Kanye cites the TMZ incident as an example of where he was in need of someone to look out for him, and he did not have that person. “I even had people that was with me at TMZ that could have stopped it. Who could have said ‘Yo, this is going too far.’ [The people with me were] just allowing these things to happen. So, the downfall of Kanye West is directly-related to Don C not being around.”
Rather than casting blame at others for his actions, in this moment, West is acknowledging that he is vulnerable and needs help, particularly in light of his mental illness. After revealing that he is re-assembling the team that was with him in the early days and who he knows has his best interest in mind, he says “It’s a new Kanye West that you’re going to see that’s going to be better because of this mental health situation. That’s going to be better because of this TMZ situation.” West continues, on the verge of tears, “And, Don is actually in town right now because I just told him I need him to be there for me so sh*t like this don’t happen to me.”

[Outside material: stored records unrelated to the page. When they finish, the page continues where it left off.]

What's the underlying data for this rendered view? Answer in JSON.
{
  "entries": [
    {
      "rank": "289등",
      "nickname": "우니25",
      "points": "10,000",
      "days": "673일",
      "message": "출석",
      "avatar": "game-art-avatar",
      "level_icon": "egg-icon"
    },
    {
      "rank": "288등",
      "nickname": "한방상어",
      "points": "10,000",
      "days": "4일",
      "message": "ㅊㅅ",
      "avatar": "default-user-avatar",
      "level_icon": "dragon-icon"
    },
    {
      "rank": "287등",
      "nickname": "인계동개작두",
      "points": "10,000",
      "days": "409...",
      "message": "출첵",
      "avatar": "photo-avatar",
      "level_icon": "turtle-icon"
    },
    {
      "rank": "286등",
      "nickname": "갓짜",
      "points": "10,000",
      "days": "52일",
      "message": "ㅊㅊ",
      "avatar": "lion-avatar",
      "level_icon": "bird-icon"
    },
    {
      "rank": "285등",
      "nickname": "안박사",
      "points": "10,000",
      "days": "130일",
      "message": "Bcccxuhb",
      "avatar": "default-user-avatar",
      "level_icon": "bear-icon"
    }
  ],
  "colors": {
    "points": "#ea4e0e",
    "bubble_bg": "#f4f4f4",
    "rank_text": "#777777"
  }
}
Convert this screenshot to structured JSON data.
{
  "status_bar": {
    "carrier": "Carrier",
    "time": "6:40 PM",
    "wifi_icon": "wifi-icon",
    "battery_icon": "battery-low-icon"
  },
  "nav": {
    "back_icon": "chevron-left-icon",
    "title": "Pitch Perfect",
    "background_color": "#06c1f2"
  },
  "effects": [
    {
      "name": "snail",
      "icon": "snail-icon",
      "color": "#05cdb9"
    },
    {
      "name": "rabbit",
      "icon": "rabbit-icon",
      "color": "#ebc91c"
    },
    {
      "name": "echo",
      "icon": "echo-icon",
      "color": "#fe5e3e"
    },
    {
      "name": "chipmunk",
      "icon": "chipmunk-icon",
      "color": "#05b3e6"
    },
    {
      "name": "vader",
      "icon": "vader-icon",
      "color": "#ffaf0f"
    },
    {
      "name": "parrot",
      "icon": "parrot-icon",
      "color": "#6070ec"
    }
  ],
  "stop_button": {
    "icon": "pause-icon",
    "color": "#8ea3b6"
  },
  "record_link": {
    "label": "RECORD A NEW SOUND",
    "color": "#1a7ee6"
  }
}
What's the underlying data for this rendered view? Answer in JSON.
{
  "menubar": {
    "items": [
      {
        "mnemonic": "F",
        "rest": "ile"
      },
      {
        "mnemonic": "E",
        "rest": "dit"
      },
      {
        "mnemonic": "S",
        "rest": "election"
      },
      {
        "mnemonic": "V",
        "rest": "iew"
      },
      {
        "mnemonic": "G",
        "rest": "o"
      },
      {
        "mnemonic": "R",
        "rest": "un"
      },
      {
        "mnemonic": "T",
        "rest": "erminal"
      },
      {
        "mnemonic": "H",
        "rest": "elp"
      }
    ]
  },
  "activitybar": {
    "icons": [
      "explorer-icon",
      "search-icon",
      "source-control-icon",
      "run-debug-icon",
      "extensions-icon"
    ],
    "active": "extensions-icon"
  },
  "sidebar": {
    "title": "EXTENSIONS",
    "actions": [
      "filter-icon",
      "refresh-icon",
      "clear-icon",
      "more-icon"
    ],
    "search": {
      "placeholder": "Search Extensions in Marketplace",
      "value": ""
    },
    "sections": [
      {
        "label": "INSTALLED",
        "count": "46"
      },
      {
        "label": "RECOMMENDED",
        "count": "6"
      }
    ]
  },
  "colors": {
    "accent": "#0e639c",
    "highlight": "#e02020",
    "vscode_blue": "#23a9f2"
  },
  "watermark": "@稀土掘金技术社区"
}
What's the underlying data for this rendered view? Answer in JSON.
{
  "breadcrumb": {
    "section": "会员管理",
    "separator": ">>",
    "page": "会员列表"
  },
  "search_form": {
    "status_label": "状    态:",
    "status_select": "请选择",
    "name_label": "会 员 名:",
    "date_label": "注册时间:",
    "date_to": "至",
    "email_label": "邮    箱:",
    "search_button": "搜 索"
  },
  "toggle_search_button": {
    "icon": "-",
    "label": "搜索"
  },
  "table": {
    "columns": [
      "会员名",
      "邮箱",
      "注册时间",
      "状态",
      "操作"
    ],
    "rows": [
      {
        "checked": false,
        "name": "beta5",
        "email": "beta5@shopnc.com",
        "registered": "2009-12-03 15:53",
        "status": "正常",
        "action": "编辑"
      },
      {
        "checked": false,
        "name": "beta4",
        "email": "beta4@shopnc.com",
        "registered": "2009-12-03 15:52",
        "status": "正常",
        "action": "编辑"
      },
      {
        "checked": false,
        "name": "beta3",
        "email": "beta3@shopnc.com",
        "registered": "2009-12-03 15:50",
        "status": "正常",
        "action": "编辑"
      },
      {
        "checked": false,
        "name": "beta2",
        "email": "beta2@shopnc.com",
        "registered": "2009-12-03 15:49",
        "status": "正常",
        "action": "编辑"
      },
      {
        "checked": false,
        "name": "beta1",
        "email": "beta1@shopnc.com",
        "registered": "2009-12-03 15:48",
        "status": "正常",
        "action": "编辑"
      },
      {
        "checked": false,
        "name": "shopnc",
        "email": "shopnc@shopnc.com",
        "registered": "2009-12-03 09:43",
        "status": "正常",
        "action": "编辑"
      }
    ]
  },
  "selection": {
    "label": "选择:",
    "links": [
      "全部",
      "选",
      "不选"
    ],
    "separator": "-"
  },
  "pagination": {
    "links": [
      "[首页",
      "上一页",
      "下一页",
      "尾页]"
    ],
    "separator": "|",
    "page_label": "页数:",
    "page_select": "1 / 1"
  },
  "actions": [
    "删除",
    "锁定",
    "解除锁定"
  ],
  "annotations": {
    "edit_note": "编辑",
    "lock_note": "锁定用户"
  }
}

At this point, Kanye is truly silenced. Not like he is considering what to say next before a commercial break, but because he is literally unable continue. Kanye West, the man who says he is a god and the Walt Disney of our time, breaks down in tears because he has humbled himself before the world and acknowledged that he, like most others, is broken and needs help. He is human, with flaws, and seems to have fully grasped both the weight of his recent actions and that he needs help to avoid repeating the same mistakes.
As his body heaves from sobbing, Kendra G returns the hug that Kanye gave her just moments earlier.